How to explain the season...
As part of encouraging fellow "Yaxley Riders" to join the road.cc fantasy cycling, I am breaking down the events to try and demystify the sport for any newbies.
It was a hard piece to write. I have been enjoying the classics and grand tours for 20 odd years now and haven't really stripped back the action to its various forms and elements.
In trying to encourage members of the Yaxley Riders cycling group to join the road.cc fantasy cycling competition, I wanted to split the season down into two main categories and provide a bit of detail.
Here is what I came up with... what did I miss?
Many of you will be new or only going into your second or third season of cycling and of following the professional sport either at the roadside or on television. This piece isn’t intended to patronise, merely to inform and help understanding
Procycling season... The basics. PART 1 – single day classics
Many of you will be new or only going into your second or third season of cycling and of following the professional sport either at the roadside or on television.
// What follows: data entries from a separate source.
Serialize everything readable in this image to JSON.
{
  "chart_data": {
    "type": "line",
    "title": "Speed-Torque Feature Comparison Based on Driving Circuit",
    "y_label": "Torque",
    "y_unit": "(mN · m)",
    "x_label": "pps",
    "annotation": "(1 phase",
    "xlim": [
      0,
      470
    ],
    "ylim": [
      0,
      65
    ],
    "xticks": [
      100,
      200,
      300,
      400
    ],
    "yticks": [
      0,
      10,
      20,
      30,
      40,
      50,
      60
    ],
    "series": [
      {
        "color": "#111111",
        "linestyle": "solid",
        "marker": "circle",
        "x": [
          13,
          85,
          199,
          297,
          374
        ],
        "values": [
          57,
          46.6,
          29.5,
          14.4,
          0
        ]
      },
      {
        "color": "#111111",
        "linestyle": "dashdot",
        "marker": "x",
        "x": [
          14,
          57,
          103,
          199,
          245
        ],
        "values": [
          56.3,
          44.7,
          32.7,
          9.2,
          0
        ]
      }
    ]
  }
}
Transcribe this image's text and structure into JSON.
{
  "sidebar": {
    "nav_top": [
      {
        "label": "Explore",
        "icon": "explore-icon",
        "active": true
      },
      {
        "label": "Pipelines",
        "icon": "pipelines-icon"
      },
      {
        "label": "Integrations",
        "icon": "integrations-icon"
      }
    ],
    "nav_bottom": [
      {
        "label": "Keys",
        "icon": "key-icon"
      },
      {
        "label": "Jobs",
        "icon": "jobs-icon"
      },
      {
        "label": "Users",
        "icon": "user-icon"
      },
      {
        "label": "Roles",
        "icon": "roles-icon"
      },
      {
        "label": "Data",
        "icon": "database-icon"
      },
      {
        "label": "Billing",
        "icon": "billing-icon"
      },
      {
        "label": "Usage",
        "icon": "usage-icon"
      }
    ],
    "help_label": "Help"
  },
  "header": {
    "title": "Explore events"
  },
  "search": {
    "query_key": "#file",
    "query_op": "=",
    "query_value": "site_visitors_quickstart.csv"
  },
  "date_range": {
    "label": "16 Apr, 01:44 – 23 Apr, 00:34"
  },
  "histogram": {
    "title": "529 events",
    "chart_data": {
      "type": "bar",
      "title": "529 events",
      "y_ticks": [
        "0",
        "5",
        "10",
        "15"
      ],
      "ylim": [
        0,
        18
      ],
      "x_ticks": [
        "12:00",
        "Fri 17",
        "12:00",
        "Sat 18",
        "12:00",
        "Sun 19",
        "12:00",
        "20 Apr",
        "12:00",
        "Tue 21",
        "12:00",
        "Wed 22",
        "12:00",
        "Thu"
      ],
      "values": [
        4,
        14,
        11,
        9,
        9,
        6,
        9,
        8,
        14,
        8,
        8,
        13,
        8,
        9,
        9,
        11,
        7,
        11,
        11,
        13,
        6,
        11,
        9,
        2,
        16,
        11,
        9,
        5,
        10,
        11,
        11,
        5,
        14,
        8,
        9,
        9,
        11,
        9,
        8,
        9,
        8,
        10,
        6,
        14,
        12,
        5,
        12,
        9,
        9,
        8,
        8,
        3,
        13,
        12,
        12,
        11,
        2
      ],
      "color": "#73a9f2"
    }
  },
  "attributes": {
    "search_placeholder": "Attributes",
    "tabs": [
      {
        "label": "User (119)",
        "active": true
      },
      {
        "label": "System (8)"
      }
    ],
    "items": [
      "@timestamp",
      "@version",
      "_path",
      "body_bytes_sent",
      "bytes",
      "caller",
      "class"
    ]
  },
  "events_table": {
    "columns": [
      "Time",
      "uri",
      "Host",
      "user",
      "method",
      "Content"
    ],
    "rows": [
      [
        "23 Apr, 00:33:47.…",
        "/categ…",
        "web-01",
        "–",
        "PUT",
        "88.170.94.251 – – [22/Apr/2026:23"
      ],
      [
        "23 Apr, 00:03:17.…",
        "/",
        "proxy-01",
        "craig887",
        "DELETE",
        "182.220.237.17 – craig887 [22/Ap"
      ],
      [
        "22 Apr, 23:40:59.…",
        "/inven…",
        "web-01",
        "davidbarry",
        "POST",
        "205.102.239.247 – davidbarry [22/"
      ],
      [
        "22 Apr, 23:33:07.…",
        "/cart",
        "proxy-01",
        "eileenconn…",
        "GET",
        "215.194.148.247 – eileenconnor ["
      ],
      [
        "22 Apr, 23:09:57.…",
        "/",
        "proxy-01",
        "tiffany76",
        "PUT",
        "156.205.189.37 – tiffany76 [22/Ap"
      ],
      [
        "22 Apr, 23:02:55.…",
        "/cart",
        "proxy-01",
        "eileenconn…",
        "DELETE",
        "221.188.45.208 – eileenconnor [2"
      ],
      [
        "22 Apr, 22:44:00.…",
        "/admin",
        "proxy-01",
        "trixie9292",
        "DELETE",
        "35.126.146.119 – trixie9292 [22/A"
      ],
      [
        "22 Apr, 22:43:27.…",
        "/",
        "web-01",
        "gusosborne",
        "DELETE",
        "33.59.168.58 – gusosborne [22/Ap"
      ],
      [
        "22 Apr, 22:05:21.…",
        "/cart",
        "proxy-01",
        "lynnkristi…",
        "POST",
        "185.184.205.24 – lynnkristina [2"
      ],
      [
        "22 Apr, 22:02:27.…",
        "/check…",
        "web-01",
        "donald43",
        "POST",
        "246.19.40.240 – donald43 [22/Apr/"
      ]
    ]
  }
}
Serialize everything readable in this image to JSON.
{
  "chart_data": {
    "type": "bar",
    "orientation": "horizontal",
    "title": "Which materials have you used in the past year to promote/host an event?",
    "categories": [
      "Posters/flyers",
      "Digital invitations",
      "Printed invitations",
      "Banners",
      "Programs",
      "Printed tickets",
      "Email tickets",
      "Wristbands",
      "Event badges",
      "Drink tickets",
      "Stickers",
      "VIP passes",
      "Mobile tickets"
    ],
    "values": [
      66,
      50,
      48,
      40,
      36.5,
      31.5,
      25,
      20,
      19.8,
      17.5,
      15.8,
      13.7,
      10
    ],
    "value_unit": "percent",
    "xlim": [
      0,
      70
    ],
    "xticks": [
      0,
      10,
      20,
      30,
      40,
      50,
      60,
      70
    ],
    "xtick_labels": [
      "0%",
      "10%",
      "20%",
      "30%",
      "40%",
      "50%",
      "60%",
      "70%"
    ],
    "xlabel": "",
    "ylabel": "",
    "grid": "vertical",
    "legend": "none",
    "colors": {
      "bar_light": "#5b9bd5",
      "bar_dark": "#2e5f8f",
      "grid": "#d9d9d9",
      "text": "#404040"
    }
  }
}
This piece isn’t intended to patronise, merely to inform and help understanding of what is a particularly complex sport at times.
The season is broken down into two main types of road racing. There are single day races (generally referred to as Classics) and stage races (multi day events with cumulative time).
There are differing sub sections to each of the two main types as well.
Yaxleyriders.co.uk will be following all of the major events during the season. Hopefully this will help you enjoy the races and if you are playing fantasy cycling with us (http://fantasy.road.cc) then you might get some tips along the way.
The early season classics.
Many of these are known as the monuments of the sport. In fact only one of them occurs after the Tour de France with the majority in March and April.
Here is a brief summary in Calendar order...
Milan / San Remo – Traditional European season opening classic between the city of Milan down the beautiful coast road to San Remo. It is punctuated with little inland climbs, known as “capi”. They are steep and sharp and the last of which, The Poggio, generally breaks the race up into a little group or selection.
Sprinters can get over them though as Mark Cavendish has proved in winning this race. Last year another sprinter, Gerald Ciolek won. There are slight amendments to the course this year moving the finish further into the town.
Tour of Flanders –The key point of the cobbled classics and the biggest day on the Belgian sporting calendar .This race has it all, cobbles, climbs, narrow roads, fans packed 10 deep... and of course Frites and beer!
Tom Boonen, Peter Sagan and Fabian Cancellara will be nigh on impossible to beat although the course has changed slightly in recent years preferring laps of a finishing circuit to the fabled climb to Geraardsbergen chapel.
Paris Roubaix –Known as the queen of the classics for good reason. This race goes over a number of really tough sections of cobbles (some of which appear in the Tour de France this summer). It’s a hard mans race, especially so when it hits the Forest of Arenberg.
The same names in the frame for the Tour of Flanders a week before will be the favourites here. Have a search on youtube for the 1994 edition. Andrei Tchmil won in a blizzard battling the snow, muddy cobbles and a strong wind. It was probably the best day of bike racing in the 20th century (a big claim I know!)
Liege-Bastonge-Liege – This is one of the first times in the season you will be see the contenders for the Giro and the Tour appear.
Generally a climbers race with plenty of peaks cresting the trees of the wonderful Ardennes forest. A straight out and back race it finishes with the climb to Ans in the Liege suburb.
Last season we saw Irishman Daniel Martin climb away in the closing kilometre to win the race.
After the drama and crashes of the cobbles , this is a true purists race. Proper bike racing in great scenery. It is decided on the final climb but watch for La Redoute, a hill near the home of former world champion Phillippe Gilbert. The winning rider will need to be attentive going over this one.
After a lengthy break punctuated by the big tours, smaller classic races and the world championships, the final monument of the season is my favourite.
The Tour of Lombardy – its known as the race of the falling leaves occurring at the end of the season in the Italian lakes. Again there are big climbs and wonderful views.
The highlight being the ascent to the chapel of Madonna di Ghisallo, the patron saint of all cyclists.
So these are biggest and most historic of the classic races, with many having over 100 years of winners.
There are other semi classics such as Ghent/Wevelgem, Fleche Wallone, the Amstel gold and classic of San Sebastian which are all different in topography feature a combination of cobbles, steep climbs or longer mountains.
But for this piece we have focused on the monuments. Let’s hope for a vintage year of racing in 2014.